Cuba: His Cuba visit caps the century's run from atheism to liberation by faith in God.

January 21, 1998|GEORGE WEIGEL | George Weigel, a senior fellow of the Ethics and Public Policy Center in Washington, is writing a biography of Pope John Paul II

Pope John Paul II's visit to Cuba is, from his point of view, a pastoral pilgrimage aimed at strengthening the Catholic Church for whatever future lies ahead of it. The Cuban government, for its part, invited the pope as part of its effort to reintegrate Cuba into the life of the Western hemisphere. Immediate interests, ecclesiastical and political, will be in play throughout the week.

But if we widen the analytic lens, the papal pilgrimage looks rather more dramatic. For this will be perhaps the final act in the great ideological drama of the 20th century, the conflict between atheistic humanism and Christian humanism.

Christianity entered the ancient world proclaiming the liberation of humanity from the clutches of fate through the power of a creating, redeeming God. Atheistic humanism, a genuine novelty when it emerged in the 19th century, insisted that the opposite was true: God was a yoke, not a liberator, and humanity would be redeemed by its own heroic efforts to perfect the world. This vision of human self-redemption so permeated European intellectual elites that, 100 years ago, it was widely agreed that the 20th century would see religion withering away. A maturing humanity would put aside its childish need for the fantasy called "God" and grow up.

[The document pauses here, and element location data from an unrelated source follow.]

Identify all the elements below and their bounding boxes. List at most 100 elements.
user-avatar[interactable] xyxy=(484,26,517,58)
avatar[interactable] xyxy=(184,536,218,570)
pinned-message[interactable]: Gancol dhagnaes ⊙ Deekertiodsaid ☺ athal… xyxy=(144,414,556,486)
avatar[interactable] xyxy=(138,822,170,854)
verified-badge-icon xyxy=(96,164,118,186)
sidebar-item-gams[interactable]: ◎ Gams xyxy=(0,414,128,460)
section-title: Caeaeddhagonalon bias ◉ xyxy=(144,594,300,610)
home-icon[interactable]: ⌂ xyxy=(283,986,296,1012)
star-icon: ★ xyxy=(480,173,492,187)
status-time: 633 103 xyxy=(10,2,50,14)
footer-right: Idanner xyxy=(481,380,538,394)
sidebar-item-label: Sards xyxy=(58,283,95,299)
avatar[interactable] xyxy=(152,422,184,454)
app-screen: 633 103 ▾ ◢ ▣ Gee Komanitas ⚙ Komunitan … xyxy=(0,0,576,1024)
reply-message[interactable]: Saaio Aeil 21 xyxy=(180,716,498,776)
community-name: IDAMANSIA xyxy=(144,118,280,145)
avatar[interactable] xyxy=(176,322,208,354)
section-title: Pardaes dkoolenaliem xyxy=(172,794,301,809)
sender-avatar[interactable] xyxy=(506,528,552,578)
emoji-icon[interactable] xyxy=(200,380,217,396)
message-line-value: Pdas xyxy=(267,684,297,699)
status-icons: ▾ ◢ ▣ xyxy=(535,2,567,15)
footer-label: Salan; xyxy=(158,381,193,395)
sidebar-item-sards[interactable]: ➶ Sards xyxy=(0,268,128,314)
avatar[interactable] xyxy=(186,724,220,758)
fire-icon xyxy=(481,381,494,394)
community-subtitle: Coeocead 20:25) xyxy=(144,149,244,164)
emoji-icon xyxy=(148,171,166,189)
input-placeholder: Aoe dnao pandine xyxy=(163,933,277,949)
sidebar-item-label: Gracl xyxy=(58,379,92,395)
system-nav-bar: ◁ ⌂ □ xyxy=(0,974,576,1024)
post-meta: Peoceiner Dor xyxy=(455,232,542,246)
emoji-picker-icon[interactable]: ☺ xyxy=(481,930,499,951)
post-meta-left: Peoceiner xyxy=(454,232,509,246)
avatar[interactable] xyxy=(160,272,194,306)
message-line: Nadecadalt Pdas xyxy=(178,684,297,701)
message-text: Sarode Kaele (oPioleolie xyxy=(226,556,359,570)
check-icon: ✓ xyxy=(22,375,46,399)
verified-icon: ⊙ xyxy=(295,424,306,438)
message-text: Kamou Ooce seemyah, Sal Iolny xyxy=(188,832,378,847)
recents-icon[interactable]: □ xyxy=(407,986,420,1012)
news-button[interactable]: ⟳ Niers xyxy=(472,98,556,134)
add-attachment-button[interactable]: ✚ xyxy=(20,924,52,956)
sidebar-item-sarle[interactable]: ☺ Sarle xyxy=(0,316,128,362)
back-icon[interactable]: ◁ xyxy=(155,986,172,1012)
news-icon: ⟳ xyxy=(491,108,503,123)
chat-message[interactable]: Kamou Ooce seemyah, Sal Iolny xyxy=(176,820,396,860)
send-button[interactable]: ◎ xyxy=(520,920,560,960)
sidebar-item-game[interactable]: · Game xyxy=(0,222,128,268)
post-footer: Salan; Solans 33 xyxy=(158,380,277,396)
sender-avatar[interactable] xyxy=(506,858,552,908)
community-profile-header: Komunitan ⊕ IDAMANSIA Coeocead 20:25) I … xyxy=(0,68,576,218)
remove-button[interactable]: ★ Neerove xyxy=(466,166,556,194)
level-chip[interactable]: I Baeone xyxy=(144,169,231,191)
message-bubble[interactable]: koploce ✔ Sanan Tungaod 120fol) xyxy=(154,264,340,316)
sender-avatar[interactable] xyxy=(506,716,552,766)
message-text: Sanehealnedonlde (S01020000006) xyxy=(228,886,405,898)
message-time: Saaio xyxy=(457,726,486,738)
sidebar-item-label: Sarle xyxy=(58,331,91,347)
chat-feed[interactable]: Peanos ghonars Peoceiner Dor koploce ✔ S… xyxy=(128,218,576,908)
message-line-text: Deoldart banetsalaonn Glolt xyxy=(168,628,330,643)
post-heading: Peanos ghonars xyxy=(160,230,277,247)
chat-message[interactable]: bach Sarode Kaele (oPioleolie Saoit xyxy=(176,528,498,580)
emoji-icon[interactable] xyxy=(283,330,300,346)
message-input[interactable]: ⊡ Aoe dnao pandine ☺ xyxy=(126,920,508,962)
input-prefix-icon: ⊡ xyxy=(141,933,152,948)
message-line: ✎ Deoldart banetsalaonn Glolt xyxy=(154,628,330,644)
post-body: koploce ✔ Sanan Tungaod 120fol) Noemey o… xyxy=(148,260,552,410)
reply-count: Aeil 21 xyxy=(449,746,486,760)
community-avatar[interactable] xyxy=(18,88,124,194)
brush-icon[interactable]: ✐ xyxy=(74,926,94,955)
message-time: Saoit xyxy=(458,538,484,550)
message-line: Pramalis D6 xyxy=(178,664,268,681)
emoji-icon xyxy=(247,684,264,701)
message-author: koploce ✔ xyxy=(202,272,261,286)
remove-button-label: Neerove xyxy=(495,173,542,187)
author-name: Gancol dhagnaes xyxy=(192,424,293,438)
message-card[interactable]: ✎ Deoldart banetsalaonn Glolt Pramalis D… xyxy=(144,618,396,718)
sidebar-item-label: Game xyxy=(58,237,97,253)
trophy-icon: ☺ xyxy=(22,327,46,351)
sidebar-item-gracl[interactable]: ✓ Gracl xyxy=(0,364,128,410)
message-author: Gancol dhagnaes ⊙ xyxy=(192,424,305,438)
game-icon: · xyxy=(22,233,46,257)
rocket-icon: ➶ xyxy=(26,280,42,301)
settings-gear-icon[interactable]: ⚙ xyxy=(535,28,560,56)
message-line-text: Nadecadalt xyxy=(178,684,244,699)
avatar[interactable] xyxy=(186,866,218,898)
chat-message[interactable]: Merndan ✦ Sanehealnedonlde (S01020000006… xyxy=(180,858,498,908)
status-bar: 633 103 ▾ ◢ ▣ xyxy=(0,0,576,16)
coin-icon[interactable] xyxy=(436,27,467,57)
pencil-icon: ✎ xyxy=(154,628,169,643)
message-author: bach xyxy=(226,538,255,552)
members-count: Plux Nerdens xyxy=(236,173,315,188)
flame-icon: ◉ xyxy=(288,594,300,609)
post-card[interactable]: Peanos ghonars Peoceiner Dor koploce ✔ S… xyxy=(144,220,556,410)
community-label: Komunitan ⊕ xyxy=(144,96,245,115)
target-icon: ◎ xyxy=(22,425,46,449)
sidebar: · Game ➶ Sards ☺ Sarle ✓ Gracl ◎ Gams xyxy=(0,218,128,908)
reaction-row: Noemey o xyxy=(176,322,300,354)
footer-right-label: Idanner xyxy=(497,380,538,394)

Communism was one expression of atheistic humanism. As it worked itself out historically, communism became many things: a form of revolutionary politics, an economic model, a method of social control. Socially, economically, indeed humanistically, communism was a catastrophic failure. But why is that so hard for some to admit?

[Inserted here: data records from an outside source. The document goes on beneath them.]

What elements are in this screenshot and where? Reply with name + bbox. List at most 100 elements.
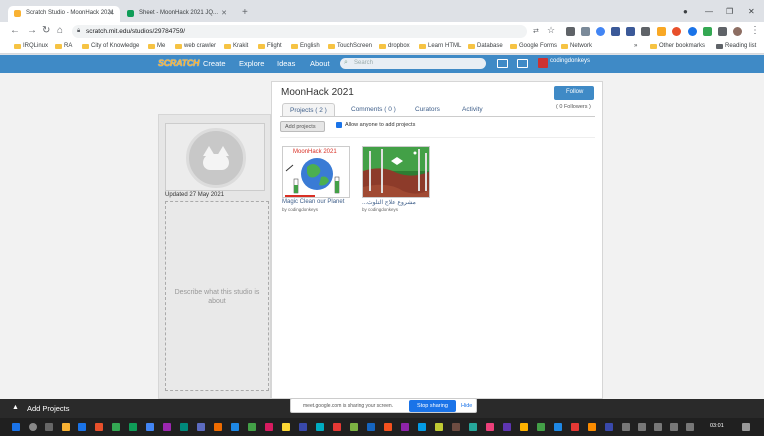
scratch-logo[interactable]: SCRATCH [158,58,200,68]
bookmark[interactable]: IRQLinux [14,43,48,49]
description-field[interactable]: Describe what this studio is about [165,201,269,391]
taskbar-app-icon[interactable] [503,423,511,431]
other-bookmarks[interactable]: Other bookmarks [650,43,705,49]
bookmark[interactable]: Network [561,43,592,49]
taskbar-app-icon[interactable] [367,423,375,431]
taskbar-app-icon[interactable] [129,423,137,431]
taskbar-app-icon[interactable] [554,423,562,431]
avatar[interactable] [733,27,742,36]
notifications-icon[interactable] [742,423,750,431]
bookmark[interactable]: Google Forms [510,43,557,49]
extension-icon[interactable] [688,27,697,36]
more-bookmarks-icon[interactable]: » [634,43,637,49]
forward-icon[interactable]: → [27,25,37,36]
extension-icon[interactable] [641,27,650,36]
project-thumbnail[interactable] [362,146,430,198]
facebook-icon[interactable] [611,27,620,36]
tab-projects[interactable]: Projects ( 2 ) [282,103,335,116]
maximize-icon[interactable]: ❐ [726,7,733,16]
user-menu[interactable]: codingdonkeys [538,58,590,68]
taskbar-app-icon[interactable] [248,423,256,431]
taskbar-app-icon[interactable] [282,423,290,431]
taskbar-app-icon[interactable] [605,423,613,431]
volume-icon[interactable] [670,423,678,431]
taskbar-app-icon[interactable] [571,423,579,431]
taskbar-app-icon[interactable] [146,423,154,431]
taskbar-app-icon[interactable] [469,423,477,431]
facebook-icon[interactable] [626,27,635,36]
task-view-icon[interactable] [45,423,53,431]
translate-icon[interactable]: ⇄ [533,27,539,35]
wifi-icon[interactable] [654,423,662,431]
bookmark[interactable]: City of Knowledge [82,43,139,49]
tray-icon[interactable] [638,423,646,431]
taskbar-app-icon[interactable] [112,423,120,431]
taskbar-app-icon[interactable] [299,423,307,431]
search-input[interactable]: ⌕ Search [340,58,486,69]
my-stuff-icon[interactable] [517,59,528,68]
taskbar-app-icon[interactable] [520,423,528,431]
taskbar-app-icon[interactable] [350,423,358,431]
reading-list[interactable]: Reading list [716,43,756,49]
taskbar-app-icon[interactable] [401,423,409,431]
taskbar-app-icon[interactable] [197,423,205,431]
studio-thumbnail[interactable] [165,123,265,191]
project-title[interactable]: ...مشروع علاج التلوث [362,199,416,206]
stop-sharing-button[interactable]: Stop sharing [409,400,456,412]
bookmark[interactable]: Learn HTML [419,43,461,49]
nav-ideas[interactable]: Ideas [277,59,295,68]
taskbar-app-icon[interactable] [62,423,70,431]
taskbar-app-icon[interactable] [163,423,171,431]
profile-icon[interactable]: ● [683,7,688,16]
bookmark[interactable]: dropbox [379,43,410,49]
extension-icon[interactable] [703,27,712,36]
tray-icon[interactable] [622,423,630,431]
bookmark[interactable]: Flight [258,43,282,49]
star-icon[interactable]: ☆ [547,25,555,36]
taskbar-app-icon[interactable] [231,423,239,431]
extension-icon[interactable] [657,27,666,36]
clock[interactable]: 03:01 [710,423,724,429]
taskbar-app-icon[interactable] [265,423,273,431]
taskbar-app-icon[interactable] [333,423,341,431]
puzzle-icon[interactable] [718,27,727,36]
taskbar-app-icon[interactable] [316,423,324,431]
allow-anyone-checkbox[interactable]: Allow anyone to add projects [336,122,415,128]
bookmark[interactable]: Krakit [224,43,248,49]
taskbar-app-icon[interactable] [486,423,494,431]
address-bar[interactable]: 🔒︎ scratch.mit.edu/studios/29784759/ [72,25,527,38]
bookmark[interactable]: TouchScreen [328,43,372,49]
taskbar-app-icon[interactable] [384,423,392,431]
project-title[interactable]: Magic Clean our Planet [282,199,344,205]
taskbar-app-icon[interactable] [537,423,545,431]
extension-icon[interactable] [566,27,575,36]
tab-activity[interactable]: Activity [455,103,490,116]
bookmark[interactable]: RA [55,43,72,49]
extension-icon[interactable] [672,27,681,36]
project-author[interactable]: by codingdonkeys [362,207,398,212]
close-window-icon[interactable]: ✕ [748,7,755,16]
language-icon[interactable] [686,423,694,431]
nav-about[interactable]: About [310,59,330,68]
follow-button[interactable]: Follow [554,86,594,100]
close-icon[interactable]: ✕ [221,9,227,17]
start-icon[interactable] [12,423,20,431]
bookmark[interactable]: Database [468,43,503,49]
add-projects-button[interactable]: Add projects [280,121,325,132]
bookmark[interactable]: web crawler [175,43,216,49]
project-author[interactable]: by codingdonkeys [282,207,318,212]
home-icon[interactable]: ⌂ [57,25,63,36]
extension-icon[interactable] [581,27,590,36]
tab-comments[interactable]: Comments ( 0 ) [344,103,403,116]
messages-icon[interactable] [497,59,508,68]
nav-explore[interactable]: Explore [239,59,264,68]
new-tab-icon[interactable]: + [242,7,248,18]
tab-scratch-studio[interactable]: Scratch Studio - MoonHack 2021 ✕ [8,6,120,22]
extension-icon[interactable] [596,27,605,36]
tab-curators[interactable]: Curators [408,103,447,116]
nav-create[interactable]: Create [203,59,226,68]
back-icon[interactable]: ← [10,25,20,36]
reload-icon[interactable]: ↻ [42,25,50,36]
hide-button[interactable]: Hide [461,403,472,409]
taskbar-app-icon[interactable] [78,423,86,431]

Perhaps it has something to do with the fact that communism retained the formal aspects of a religion. It had a doctrine of salvation and a theory of the "last things:" redemption through the dictatorship of the proletariat, which would mark the end of history. It had rituals, such as May Day and party congresses. It had an ethic: The revolution justified the means to its accomplishment. It even had an apostolic succession by which leaders legitimized their power; in Cuba's case, the orthodox line ran from Marx to Lenin to Castro. Despite its manifold failures, communism remained powerfully attractive, especially to intellectuals, because it addressed the enduring human need for redemption in a quasi-religious way.

Communism's collapse has forced the question of whether atheistic humanism isn't a contradiction in terms. Its intentions may have been noble, but a humanism that rejects God and scorns a transcendent horizon for human aspiration seems condemned to turn on itself. A world without windows or doors becomes suffocating, disorienting and dehumanizing. That was the world of Lenin's Lubyanka Prison and Stalin's Gulag Archipelago. That is the world from which Cubans have fled for almost four decades.

G.K. Chesterton used to say that when a man ceased to believe in God, he didn't believe in nothing, he believed in anything. Communism illustrates the point nicely. Communism began by affirming the human possibility in history; it ended up building history's most lethal slaughterhouses and justified them in the name of human redemption. That was a lie, but it wasn't a bald lie. It was a lie based on a delusion. When a man stops believing in God, he really will believe anything.

John Paul II comes to Cuba as the embodiment of an alternative humanism, Christian humanism. Dismissed as an absurdity 100 years ago, Christian humanism is one of the most powerful culture-shaping forces in a world on the edge of a new millennium. As articulated by John Paul II, it was instrumental in the collapse of European communism, in Latin America's transition to democracy and in the Philippines' "People Power" revolution. In each, Christian humanism defeated the often overwhelming material power of its opponent. Why? Because a vision of human dignity rooted in man's creation by God and redemption by Christ proved stronger than an ultramundane conception of the human person, human community and human destiny.

Atheistic humanism claimed that Christianity's God was alienating and disempowered human beings. The Christian humanism that John Paul II will preach in Cuba has disproved that claim empirically. Christian humanism is liberating; biblical faith makes a genuine freedom possible. That will be one of the great truths of the 21st century. Meanwhile, the 20th draws to a close with the list of signatories growing longer on atheistic humanism's instrument of surrender.